Melissa, Doug, and Mei all did a great job. Melissa’s Nathaniel Hawthorne -inspired halibut was cooked absolutely perfectly. This lovely mushroom broth showed that she spent a lot of effort and time on her vegetables, which she always does. The last couple of challenges she served us light, beautiful plates, but we wanted something with more depth. We wanted something that does more than just shows us that she knows how to cut and roast vegetables. Here, that skill was perfectly situated in balance with the seared halibut. Her vegetables were placed in such a beautiful little garden. The charred corn and mushroom broth took us from a light springy dish into something a little deeper and richer, just enough that we understood what she was trying to say. This was the best effort I've seen from Melissa in several challenges. I was really impressed by the beauty and the simplicity of her food.

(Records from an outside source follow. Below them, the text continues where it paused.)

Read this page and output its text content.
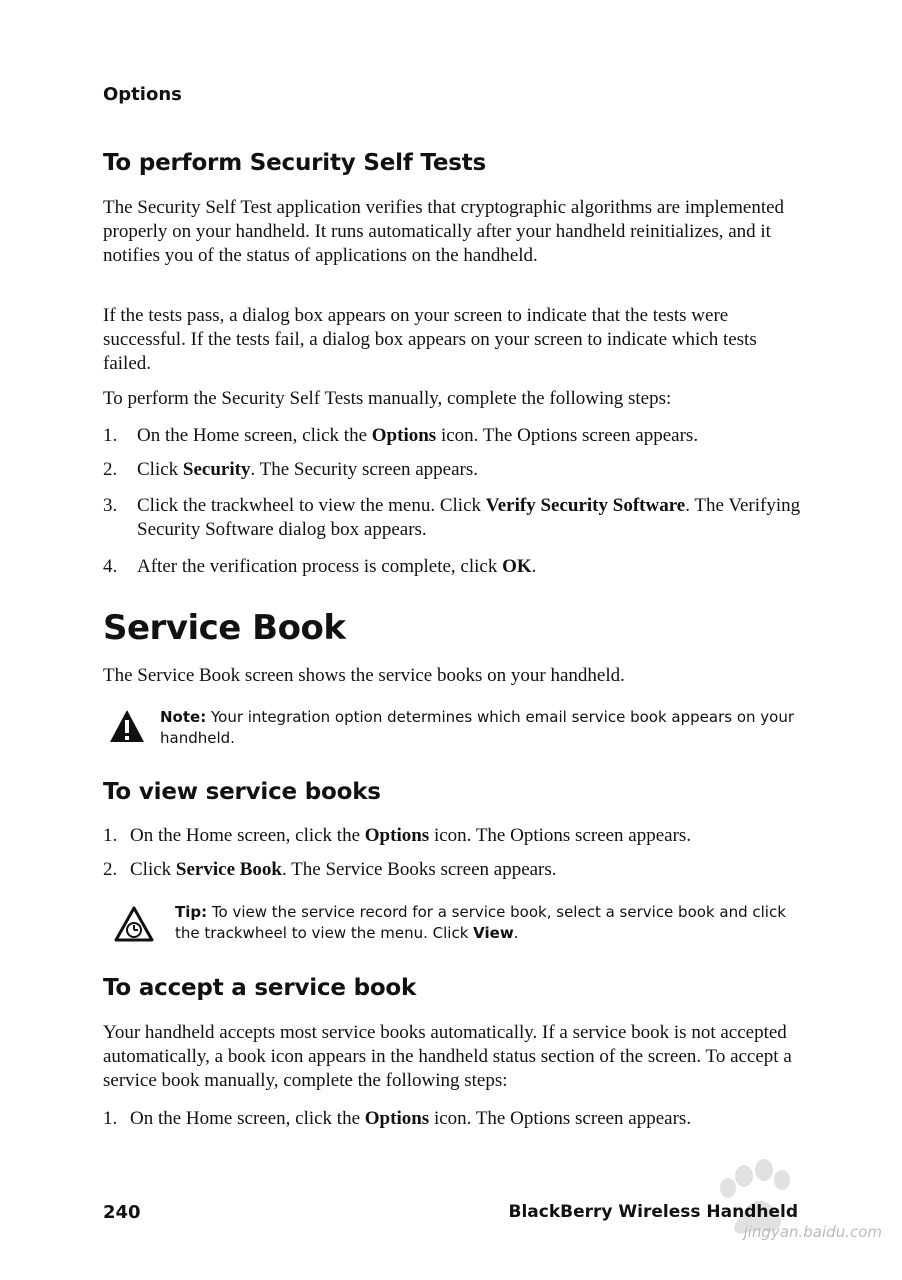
Options
To perform Security Self Tests

The Security Self Test application verifies that cryptographic algorithms are implemented properly on your handheld. It runs automatically after your handheld reinitializes, and it notifies you of the status of applications on the handheld.

If the tests pass, a dialog box appears on your screen to indicate that the tests were successful. If the tests fail, a dialog box appears on your screen to indicate which tests failed.

To perform the Security Self Tests manually, complete the following steps:

1. On the Home screen, click the Options icon. The Options screen appears.
2. Click Security. The Security screen appears.
3. Click the trackwheel to view the menu. Click Verify Security Software. The Verifying Security Software dialog box appears.
4. After the verification process is complete, click OK.
Service Book

The Service Book screen shows the service books on your handheld.

Note: Your integration option determines which email service book appears on your handheld.
To view service books
1. On the Home screen, click the Options icon. The Options screen appears.
2. Click Service Book. The Service Books screen appears.
Tip: To view the service record for a service book, select a service book and click the trackwheel to view the menu. Click View.
To accept a service book

Your handheld accepts most service books automatically. If a service book is not accepted automatically, a book icon appears in the handheld status section of the screen. To accept a service book manually, complete the following steps:

1. On the Home screen, click the Options icon. The Options screen appears.
jingyan.baidu.com
240	BlackBerry Wireless Handheld
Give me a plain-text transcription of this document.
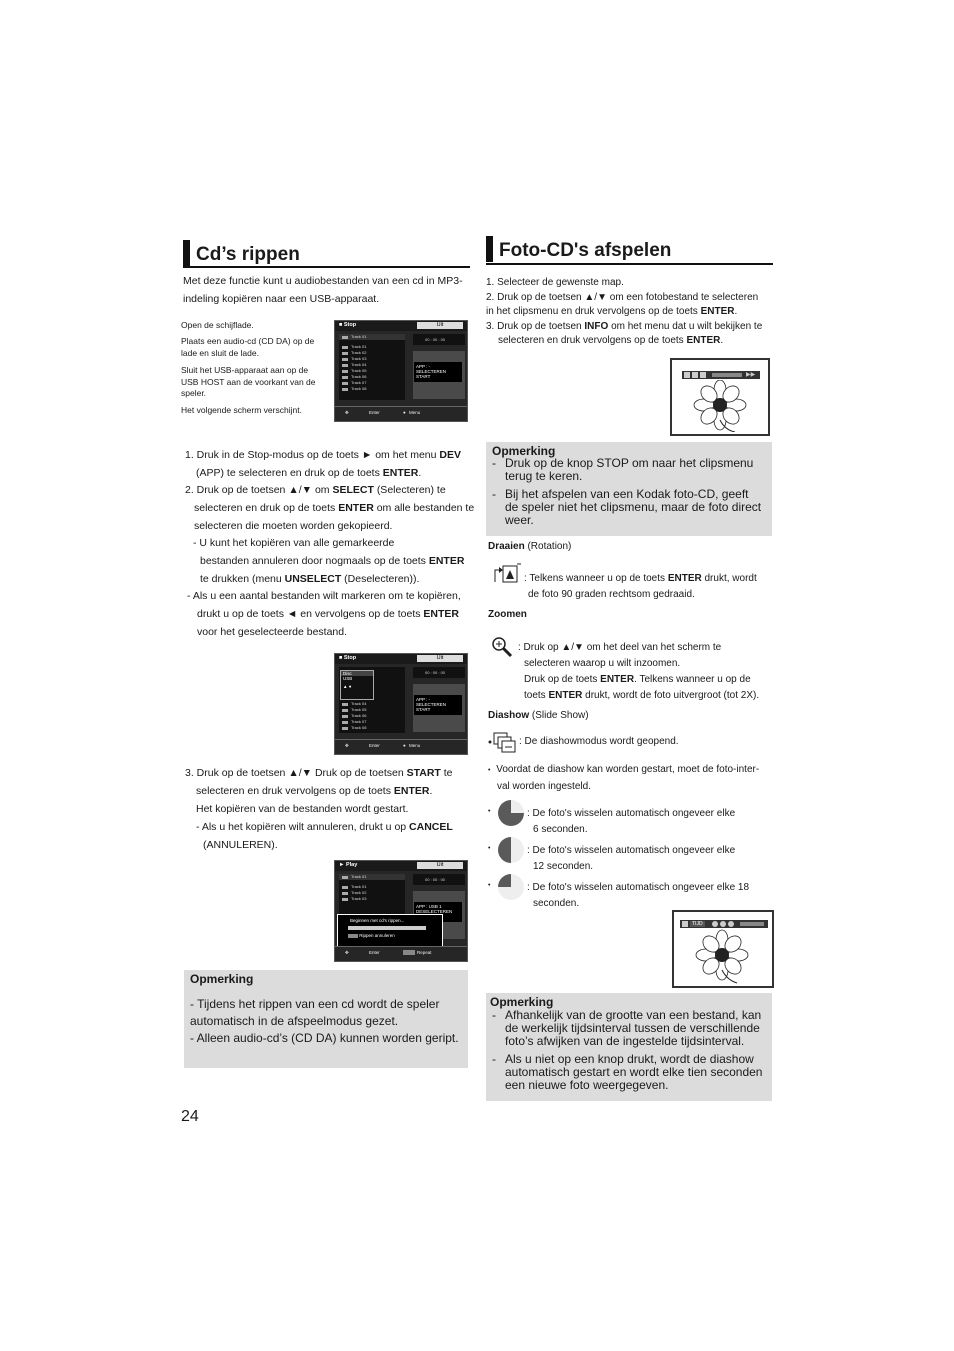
Cd’s rippen
Met deze functie kunt u audiobestanden van een cd in MP3-indeling kopiëren naar een USB-apparaat.
Open de schijflade.
Plaats een audio-cd (CD DA) op de lade en sluit de lade.
Sluit het USB-apparaat aan op de USB HOST aan de voorkant van de speler.
Het volgende scherm verschijnt.
■ Stop	Uit
Track 01
Track 01
Track 02
Track 03
Track 04
Track 05
Track 06
Track 07
Track 08
00 : 00 : 00
APP : -
SELECTEREN
START
✥	Enter	● Menu
1. Druk in de Stop-modus op de toets ► om het menu DEV
(APP) te selecteren en druk op de toets ENTER.
2. Druk op de toetsen ▲/▼ om SELECT (Selecteren) te
selecteren en druk op de toets ENTER om alle bestanden te
selecteren die moeten worden gekopieerd.
- U kunt het kopiëren van alle gemarkeerde
bestanden annuleren door nogmaals op de toets ENTER
te drukken (menu UNSELECT (Deselecteren)).
- Als u een aantal bestanden wilt markeren om te kopiëren,
drukt u op de toets ◄ en vervolgens op de toets ENTER
voor het geselecteerde bestand.
■ Stop	Uit
Track 04
Track 05
Track 06
Track 07
Track 08
Disc
USB
▲ ●
00 : 00 : 00
APP : -
SELECTEREN
START
✥	Enter	● Menu
3. Druk op de toetsen ▲/▼ Druk op de toetsen START te
selecteren en druk vervolgens op de toets ENTER.
Het kopiëren van de bestanden wordt gestart.
- Als u het kopiëren wilt annuleren, drukt u op CANCEL
(ANNULEREN).
► Play	Uit
Track 01
Track 01
Track 02
Track 03
00 : 00 : 00
APP : USB 1
DESELECTEREN
Beginnen met cd's rippen...
Rippen annuleren
✥	Enter	Repeat
Opmerking
- Tijdens het rippen van een cd wordt de speler automatisch in de afspeelmodus gezet.
- Alleen audio-cd’s (CD DA) kunnen worden geript.
24
Foto-CD's afspelen
1. Selecteer de gewenste map.
2. Druk op de toetsen ▲/▼ om een fotobestand te selecteren
in het clipsmenu en druk vervolgens op de toets ENTER.
3. Druk op de toetsen INFO om het menu dat u wilt bekijken te
selecteren en druk vervolgens op de toets ENTER.
▶▶
Opmerking
- Druk op de knop STOP om naar het clipsmenu terug te keren.
- Bij het afspelen van een Kodak foto-CD, geeft de speler niet het clipsmenu, maar de foto direct weer.
Draaien (Rotation)
: Telkens wanneer u op de toets ENTER drukt, wordt
de foto 90 graden rechtsom gedraaid.
Zoomen
: Druk op ▲/▼ om het deel van het scherm te
selecteren waarop u wilt inzoomen.
Druk op de toets ENTER. Telkens wanneer u op de
toets ENTER drukt, wordt de foto uitvergroot (tot 2X).
Diashow (Slide Show)
: De diashowmodus wordt geopend.
• Voordat de diashow kan worden gestart, moet de foto-inter-
val worden ingesteld.
•	: De foto's wisselen automatisch ongeveer elke
6 seconden.
•	: De foto's wisselen automatisch ongeveer elke
12 seconden.
•	: De foto's wisselen automatisch ongeveer elke 18
seconden.
TIJD
Opmerking
- Afhankelijk van de grootte van een bestand, kan de werkelijk tijdsinterval tussen de verschillende foto’s afwijken van de ingestelde tijdsinterval.
- Als u niet op een knop drukt, wordt de diashow automatisch gestart en wordt elke tien seconden een nieuwe foto weergegeven.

I think it really spoke to her author and her literary work, and the agrarian life in the story she was presenting.

 

You could tell that Dougie worked really hard to coax flavor out of his carrots, and cumin, orange, and radish, all complimented each other so peacefully in his "Sunshine in a Cup." It came to the table and really was a ray of sunshine. It was a long day on set for us, and at the end of it getting this gorgeous bowl of simple but gracefully made carrot soup showed how thoughtful he was. There was so much flavor to it. He literally poured his heart into this soup and that's exactly what Emily Dickinson would have done.

 

But Mei was our winner! I think this was an example of a challenge executed perfectly. They all made great dishes, but hers was just one step above the rest. Her dish was so well-conceived: All these immaculately roasted vegetables, with a pile of snow on top to signify winter on Walden Pond, for Henry David Thoreau's iconic work. The snow technique itself can feel like a gimmick, but in this case it wasn't at all. It had so much flavor. It was Tom Kha snow! It tasted of lemongrass and fish sauce and so it gave an otherwise simple dish this incredible intensity. It woke you right up and it made you take notice of the gorgeous vegetables she cooked, which I think is so much the point of Walden, understanding the rhythm of nature, the seasons and the time that Henry David Thoreau spent observing them in solitude. This dish was one of the best I'd eaten all season long.

 

Sadly Katsuji's Stephen King dish, while full of great ideas, didn't come together in the way that we hoped. We liked that it was messy. We had no problem with his display of "blood." I liked the idea that he did a short rib as the mother and a piece of veal as the child for Carrie. The white beans and chorizo, the ham -- all these flavors go together well enough. But his beet puree was very thick and clumpy, it didn't quite have the texture we wanted to compliment the other components, and to symbolize the pig's blood in the story. Not that he had to be so literal with this, because I wanted them to be abstract and get in the mind of the authors that they were representing, but the fact that he didn't use pig in some way here seemed to miss the mark. He used ham and chorizo but, pig's blood -- there's so much you can do there! It's such an iconic moment in storytelling, when Carrie had pig's blood poured over her. I liked that he used hot sauce as her rage, but again, it all just needed to be a little more cohesive. It felt a bit scattered -- and not in the way that Carrie would have felt scattered. In the way that his idea didn’t coalesce. Bottom line: we wanted the sum to be more than its parts. It didn't add up to a cohesive dish.

 

 

Katsuji is such a bright charismatic guy. He has so many great ideas. He has great personality and he's a talented chef. He's irresistible! And he's got Last Chance Kitchen to try and fight his way back.